Plan International alerte sur le fait que les tremblements de terre qui ont frappé le Venezuela le 24 juin ont rendu les enfants de plus en plus vulnérables à la traite, à l’exploitation sexuelle, à la violence et à d’autres formes d’abus, alors que les familles peinent à se remettre de ces ravages.
Yesica Serrano, conseillère régionale pour la protection de l’enfance dans le cadre de l’action humanitaire chez Plan International, s’exprimant depuis Caracas, a souligné que les réseaux criminels de traite cherchent souvent à tirer profit du chaos qui suit les situations d’urgence, en ciblant les filles et les garçons qui ont été séparés de leur famille, ont perdu leurs tuteurs, ont des proches disparus ou se retrouvent autrement vulnérables en raison de la crise.
« Lors des situations d’urgence, l’environnement protecteur des enfants s’affaiblit. Les personnes qui s’occupent d’eux subissent un stress immense, cherchent des moyens de faire face à leur situation et peuvent perdre une partie de leur vigilance quant à la prise en charge des enfants. Et c’est précisément de ces failles que les réseaux de traite et autres auteurs d’abus tirent parti, en ciblant et en recrutant les enfants pendant ces moments de vulnérabilité », a déclaré Mme Serrano depuis Caracas.
Pour aggraver encore la situation, le recrutement d’enfants via les réseaux sociaux est courant en Amérique latine ; or, en situation d’urgence, alors que les enfants sont davantage connectés à Internet et que les personnes qui s’occupent d’eux se concentrent sur la reconstruction de leur vie et la satisfaction d’autres besoins fondamentaux, l’attention portée aux contenus consommés par les enfants diminue, ce qui accroît le risque d’exposition à des contenus préjudiciables.
La séparation familiale figure parmi les risques les plus importants pour la protection de l’enfance à la suite d’une catastrophe. Lorsque les personnes qui s’occupent des enfants sont décédées, hospitalisées ou perdent le contact avec eux pendant l’évacuation, les enfants peuvent se retrouver privés des soins et de la protection dont ils ont besoin. Les enfants qui se retrouvent seuls ou dont les réseaux de soutien familial ont été rompus sont exposés à des risques accrus de traite et d’exploitation sexuelle.
Les adolescentes et les adolescents sont davantage exposés au travail des enfants, à la traite à des fins d’exploitation sexuelle et au recrutement par des groupes criminels, par le biais de la contrainte ou de fausses promesses, qui se présentent comme une solution alternative pour répondre à leurs besoins.
« Les situations d’urgence n’affectent pas tous les enfants de la même manière. Les filles et les adolescentes sont confrontées à des risques accrus d’exploitation sexuelle, de violence et de travail des enfants, notamment dans le cadre du travail domestique, tandis que les adolescents en général sont davantage exposés au risque de recrutement par des groupes criminels », a déclaré Carmen Elena Alemán, directrice régionale de Plan International pour l’Amérique latine et les Caraïbes.
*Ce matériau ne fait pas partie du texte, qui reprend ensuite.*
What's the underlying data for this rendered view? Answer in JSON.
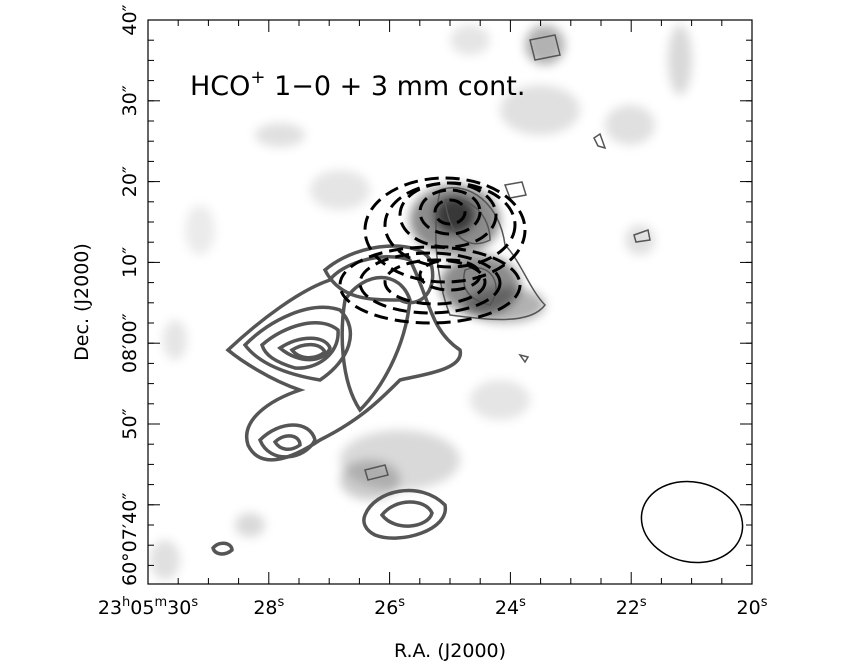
{
  "figure": {
    "annotation": [
      "HCO",
      "+",
      " 1−0 + 3 mm cont."
    ],
    "xlabel": "R.A. (J2000)",
    "ylabel": "Dec. (J2000)",
    "xticks": [
      [
        "23",
        "h",
        "05",
        "m",
        "30",
        "s"
      ],
      [
        "28",
        "s"
      ],
      [
        "26",
        "s"
      ],
      [
        "24",
        "s"
      ],
      [
        "22",
        "s"
      ],
      [
        "20",
        "s"
      ]
    ],
    "yticks": [
      "40″",
      "30″",
      "20″",
      "10″",
      "08′00″",
      "50″",
      "60°07′40″"
    ]
  }
}
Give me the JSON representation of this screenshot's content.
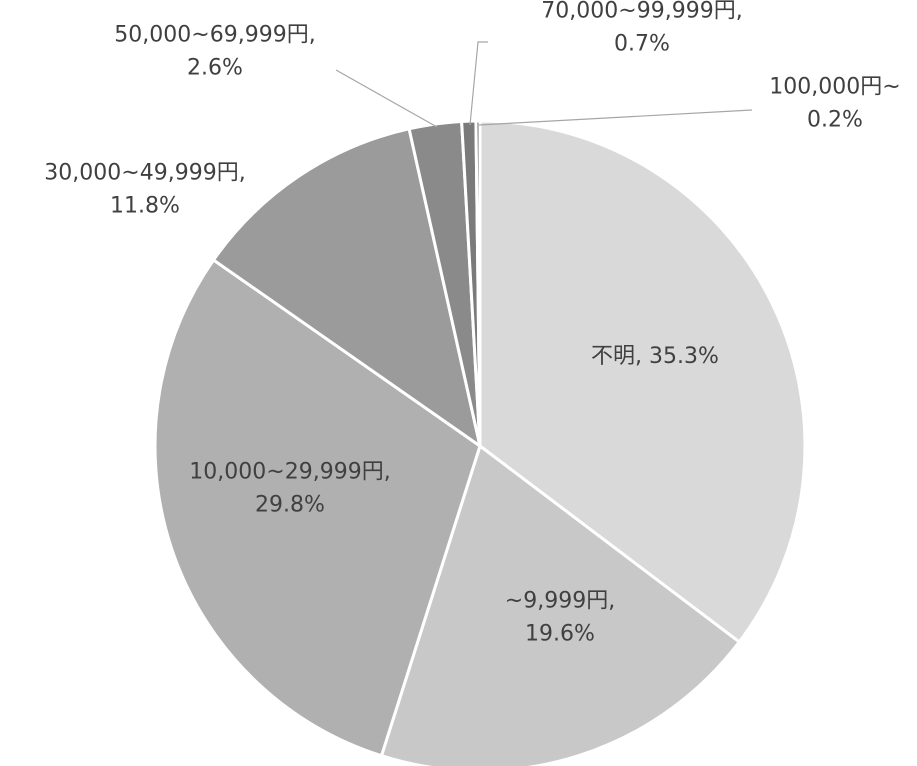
{
  "chart_data": {
    "type": "pie",
    "title": "",
    "categories": [
      "不明",
      "~9,999円",
      "10,000~29,999円",
      "30,000~49,999円",
      "50,000~69,999円",
      "70,000~99,999円",
      "100,000円~"
    ],
    "values": [
      35.3,
      19.6,
      29.8,
      11.8,
      2.6,
      0.7,
      0.2
    ],
    "unit": "%",
    "start_angle_deg": 0,
    "direction": "clockwise",
    "legend": "none",
    "data_labels": [
      {
        "lines": [
          "不明, 35.3%"
        ]
      },
      {
        "lines": [
          "~9,999円,",
          "19.6%"
        ]
      },
      {
        "lines": [
          "10,000~29,999円,",
          "29.8%"
        ]
      },
      {
        "lines": [
          "30,000~49,999円,",
          "11.8%"
        ]
      },
      {
        "lines": [
          "50,000~69,999円,",
          "2.6%"
        ]
      },
      {
        "lines": [
          "70,000~99,999円,",
          "0.7%"
        ]
      },
      {
        "lines": [
          "100,000円~",
          "0.2%"
        ]
      }
    ],
    "colors": [
      "#d9d9d9",
      "#c8c8c8",
      "#b0b0b0",
      "#9b9b9b",
      "#8a8a8a",
      "#7a7a7a",
      "#6e6e6e"
    ]
  }
}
Lieux de refuge et soutien psychosocial
Plan International œuvre à la prévention de ces risques aux côtés de ses organisations partenaires, en apportant un soutien psychosocial en groupe aux personnes qui s’occupent des enfants afin de prévenir la violence et de renforcer les environnements familiaux protecteurs, et en travaillant directement avec les enfants pour réduire leurs facteurs de risque de violence, d’abus, d’exploitation et de négligence, ainsi que pour favoriser leur rétablissement psycho-émotionnel. De plus, nous distribuons des kits d’hygiène et des articles ménagers de première nécessité, mettons à disposition des espaces sécurisés et apportons un soutien psychosocial au sein des communautés de deux États touchés, et menons des activités d’éducation d’urgence et de soins de santé primaires, en accordant une attention particulière aux filles et aux adolescent·e·s.
L’organisation appelle les différentes parties prenantes à veiller à ce que la réponse humanitaire au Venezuela intègre dès le départ des mesures de protection de l’enfance : des processus de recherche des familles et de regroupement familial en coordination avec les autorités compétentes ; un renforcement de la surveillance dans les centres d’accueil et les sites d’hébergement collectif ; et des mécanismes de signalement accessibles et adaptés aux besoins des enfants.